Wednesday, January 21, 2009
I first noted this in early January, and it's still the case: commodity prices in general appear to have bounced in the past few months. The big selloff in commodities happened over the course of the fourth quarter, and it certainly looks like this had a lot to do with the unwinding of carry trades, the unwinding of speculative commodity positions, and the deleveraging and drawdowns of hedge funds.
Interestingly, though, the pattern applies even to commodities that are not traded on futures exchanges. That tells me that two things were going on in the fourth quarter: 1) liquidation of speculative long positions, and 2) a major slowdown in global demand for commodities. Now we're on the other side of that trade. Leverage is starting to look much more attractive on the margin, now that large institutions can borrow at 1% or less, thanks to easy money from the Fed. Plus, commodity prices are down hugely from earlier highs. But perhaps most importantly, higher prices for raw industrial prices suggest that global demand is once again picking up.

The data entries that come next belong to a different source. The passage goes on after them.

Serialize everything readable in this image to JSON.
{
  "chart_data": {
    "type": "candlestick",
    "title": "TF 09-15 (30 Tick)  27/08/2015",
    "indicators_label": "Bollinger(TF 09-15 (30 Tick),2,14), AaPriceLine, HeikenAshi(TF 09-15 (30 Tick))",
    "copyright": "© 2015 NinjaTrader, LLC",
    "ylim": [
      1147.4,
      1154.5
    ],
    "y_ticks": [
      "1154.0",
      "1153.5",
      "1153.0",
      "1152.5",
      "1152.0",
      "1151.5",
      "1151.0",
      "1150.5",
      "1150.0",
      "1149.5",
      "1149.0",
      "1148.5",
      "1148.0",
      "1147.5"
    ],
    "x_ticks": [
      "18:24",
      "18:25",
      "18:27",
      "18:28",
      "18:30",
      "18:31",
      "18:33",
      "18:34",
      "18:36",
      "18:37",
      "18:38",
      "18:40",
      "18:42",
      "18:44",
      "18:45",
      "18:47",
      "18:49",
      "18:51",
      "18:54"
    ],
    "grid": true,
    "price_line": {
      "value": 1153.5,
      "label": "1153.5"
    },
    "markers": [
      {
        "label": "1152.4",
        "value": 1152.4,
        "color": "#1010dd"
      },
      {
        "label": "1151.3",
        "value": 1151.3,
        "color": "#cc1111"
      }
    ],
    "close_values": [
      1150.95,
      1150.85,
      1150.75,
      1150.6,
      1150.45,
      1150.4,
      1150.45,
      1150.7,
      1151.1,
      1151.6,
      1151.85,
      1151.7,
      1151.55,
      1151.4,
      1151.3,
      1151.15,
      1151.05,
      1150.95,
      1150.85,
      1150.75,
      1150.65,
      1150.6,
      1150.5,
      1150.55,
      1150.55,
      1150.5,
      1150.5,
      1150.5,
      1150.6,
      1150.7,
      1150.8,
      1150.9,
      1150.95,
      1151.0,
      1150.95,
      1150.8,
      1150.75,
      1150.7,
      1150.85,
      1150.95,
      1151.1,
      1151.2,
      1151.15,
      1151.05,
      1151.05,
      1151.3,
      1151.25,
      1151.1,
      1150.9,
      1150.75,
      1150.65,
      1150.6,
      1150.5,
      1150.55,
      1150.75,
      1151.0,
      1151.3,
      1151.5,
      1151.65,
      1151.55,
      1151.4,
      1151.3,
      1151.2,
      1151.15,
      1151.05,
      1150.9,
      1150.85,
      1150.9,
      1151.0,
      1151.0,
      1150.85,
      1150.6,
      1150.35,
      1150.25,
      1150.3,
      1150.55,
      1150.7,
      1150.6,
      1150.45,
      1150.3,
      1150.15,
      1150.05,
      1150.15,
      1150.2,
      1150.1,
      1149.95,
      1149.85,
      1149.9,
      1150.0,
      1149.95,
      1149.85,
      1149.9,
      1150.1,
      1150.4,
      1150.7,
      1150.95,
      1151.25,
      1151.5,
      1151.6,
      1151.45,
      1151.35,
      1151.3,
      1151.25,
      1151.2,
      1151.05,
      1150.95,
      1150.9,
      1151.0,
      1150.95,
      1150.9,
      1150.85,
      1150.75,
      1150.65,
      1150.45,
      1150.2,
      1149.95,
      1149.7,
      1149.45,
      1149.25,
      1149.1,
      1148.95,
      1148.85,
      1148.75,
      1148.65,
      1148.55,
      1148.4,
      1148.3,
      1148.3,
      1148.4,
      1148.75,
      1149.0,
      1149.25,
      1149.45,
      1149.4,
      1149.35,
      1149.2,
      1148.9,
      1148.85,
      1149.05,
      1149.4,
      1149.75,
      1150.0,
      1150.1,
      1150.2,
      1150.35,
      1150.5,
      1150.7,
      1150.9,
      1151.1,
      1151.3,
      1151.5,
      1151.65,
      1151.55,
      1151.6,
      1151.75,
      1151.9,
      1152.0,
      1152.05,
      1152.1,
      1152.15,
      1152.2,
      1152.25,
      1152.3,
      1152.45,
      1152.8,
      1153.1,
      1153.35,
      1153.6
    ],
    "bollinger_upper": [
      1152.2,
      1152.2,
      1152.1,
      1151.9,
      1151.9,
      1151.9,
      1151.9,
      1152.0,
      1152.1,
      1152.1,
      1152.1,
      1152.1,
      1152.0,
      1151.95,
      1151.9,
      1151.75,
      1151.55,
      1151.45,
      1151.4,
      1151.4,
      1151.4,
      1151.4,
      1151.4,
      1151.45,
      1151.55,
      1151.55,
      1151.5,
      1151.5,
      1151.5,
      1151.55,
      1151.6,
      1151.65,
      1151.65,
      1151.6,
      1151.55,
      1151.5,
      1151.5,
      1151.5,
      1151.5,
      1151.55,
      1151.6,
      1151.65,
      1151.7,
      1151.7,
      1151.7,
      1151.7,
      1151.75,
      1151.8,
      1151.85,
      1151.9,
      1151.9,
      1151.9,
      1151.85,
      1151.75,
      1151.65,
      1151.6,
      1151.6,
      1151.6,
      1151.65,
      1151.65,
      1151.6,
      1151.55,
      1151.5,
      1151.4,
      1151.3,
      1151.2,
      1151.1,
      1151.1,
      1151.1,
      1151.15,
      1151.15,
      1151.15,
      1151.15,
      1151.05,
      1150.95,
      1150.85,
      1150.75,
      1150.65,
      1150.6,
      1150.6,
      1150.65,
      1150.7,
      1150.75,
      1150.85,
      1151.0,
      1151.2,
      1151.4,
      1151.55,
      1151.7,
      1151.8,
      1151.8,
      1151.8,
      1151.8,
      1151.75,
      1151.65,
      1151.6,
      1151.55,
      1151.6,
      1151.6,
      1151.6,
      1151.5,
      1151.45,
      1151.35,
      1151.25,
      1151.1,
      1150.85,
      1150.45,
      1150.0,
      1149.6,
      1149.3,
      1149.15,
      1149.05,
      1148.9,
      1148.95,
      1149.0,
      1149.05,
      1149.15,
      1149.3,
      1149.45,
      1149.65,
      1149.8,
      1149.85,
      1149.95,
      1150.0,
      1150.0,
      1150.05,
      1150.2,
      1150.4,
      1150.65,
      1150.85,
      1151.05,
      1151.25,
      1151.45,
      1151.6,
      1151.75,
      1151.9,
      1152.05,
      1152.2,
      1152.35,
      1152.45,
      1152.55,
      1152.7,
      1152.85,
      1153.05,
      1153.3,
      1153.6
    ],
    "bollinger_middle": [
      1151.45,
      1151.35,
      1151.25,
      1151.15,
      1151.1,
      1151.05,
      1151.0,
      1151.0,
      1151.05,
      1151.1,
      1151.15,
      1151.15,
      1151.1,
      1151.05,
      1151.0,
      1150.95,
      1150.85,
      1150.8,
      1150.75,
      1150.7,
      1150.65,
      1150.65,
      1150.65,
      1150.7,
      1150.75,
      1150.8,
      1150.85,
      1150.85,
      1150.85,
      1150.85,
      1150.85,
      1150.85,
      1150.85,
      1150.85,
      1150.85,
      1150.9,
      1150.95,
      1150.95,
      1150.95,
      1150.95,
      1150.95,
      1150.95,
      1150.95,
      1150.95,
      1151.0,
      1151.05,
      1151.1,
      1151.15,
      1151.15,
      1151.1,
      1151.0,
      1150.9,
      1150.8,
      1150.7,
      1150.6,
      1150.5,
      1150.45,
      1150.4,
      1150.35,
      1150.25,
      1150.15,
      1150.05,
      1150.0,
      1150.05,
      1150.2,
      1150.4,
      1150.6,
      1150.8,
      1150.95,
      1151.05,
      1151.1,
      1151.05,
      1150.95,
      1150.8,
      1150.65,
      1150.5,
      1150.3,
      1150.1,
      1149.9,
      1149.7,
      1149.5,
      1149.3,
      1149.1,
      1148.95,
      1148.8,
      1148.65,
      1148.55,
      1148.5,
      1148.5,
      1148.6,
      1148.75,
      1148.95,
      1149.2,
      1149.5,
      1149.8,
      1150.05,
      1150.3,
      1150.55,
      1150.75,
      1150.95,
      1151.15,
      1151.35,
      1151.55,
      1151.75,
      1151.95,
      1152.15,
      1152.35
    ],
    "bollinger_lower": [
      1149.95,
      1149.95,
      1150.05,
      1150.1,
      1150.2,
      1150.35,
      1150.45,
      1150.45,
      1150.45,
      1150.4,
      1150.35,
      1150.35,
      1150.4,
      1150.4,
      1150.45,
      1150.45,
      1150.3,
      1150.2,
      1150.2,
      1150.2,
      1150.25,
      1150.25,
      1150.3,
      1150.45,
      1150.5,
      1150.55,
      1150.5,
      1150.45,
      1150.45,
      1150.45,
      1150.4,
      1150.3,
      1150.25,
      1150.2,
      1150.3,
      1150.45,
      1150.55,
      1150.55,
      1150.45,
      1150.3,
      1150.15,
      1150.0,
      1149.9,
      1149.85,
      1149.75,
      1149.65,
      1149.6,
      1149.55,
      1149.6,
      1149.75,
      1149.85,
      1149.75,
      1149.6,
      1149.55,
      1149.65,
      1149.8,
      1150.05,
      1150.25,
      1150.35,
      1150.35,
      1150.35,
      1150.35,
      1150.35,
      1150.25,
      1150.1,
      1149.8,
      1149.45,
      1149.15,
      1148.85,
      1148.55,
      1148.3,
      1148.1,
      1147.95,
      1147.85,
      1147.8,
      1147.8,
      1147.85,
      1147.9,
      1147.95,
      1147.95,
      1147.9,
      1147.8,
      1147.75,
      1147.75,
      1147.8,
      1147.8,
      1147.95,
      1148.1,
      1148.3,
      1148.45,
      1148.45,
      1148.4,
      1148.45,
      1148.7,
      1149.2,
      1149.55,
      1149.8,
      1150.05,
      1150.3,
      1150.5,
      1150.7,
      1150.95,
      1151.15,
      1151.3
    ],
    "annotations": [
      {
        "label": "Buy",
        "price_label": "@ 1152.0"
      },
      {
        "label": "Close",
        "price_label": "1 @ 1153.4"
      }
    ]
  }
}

I note also that a large number of commodities, including the energy complex, appear to have hit bottom at levels that were last seen in 2004. That was the year when the global economy started roaring ahead. U.S. exports surged 13% that year, thanks to strong global demand. Commodity prices rallied strongly in late 2003 and 2004 as demand for just about everything picked up. That prices have only fallen back to levels last seen when the global economy was robust is another indicator that fears of deflation are overblown, and it also suggests that we have seen the worst of the economic news.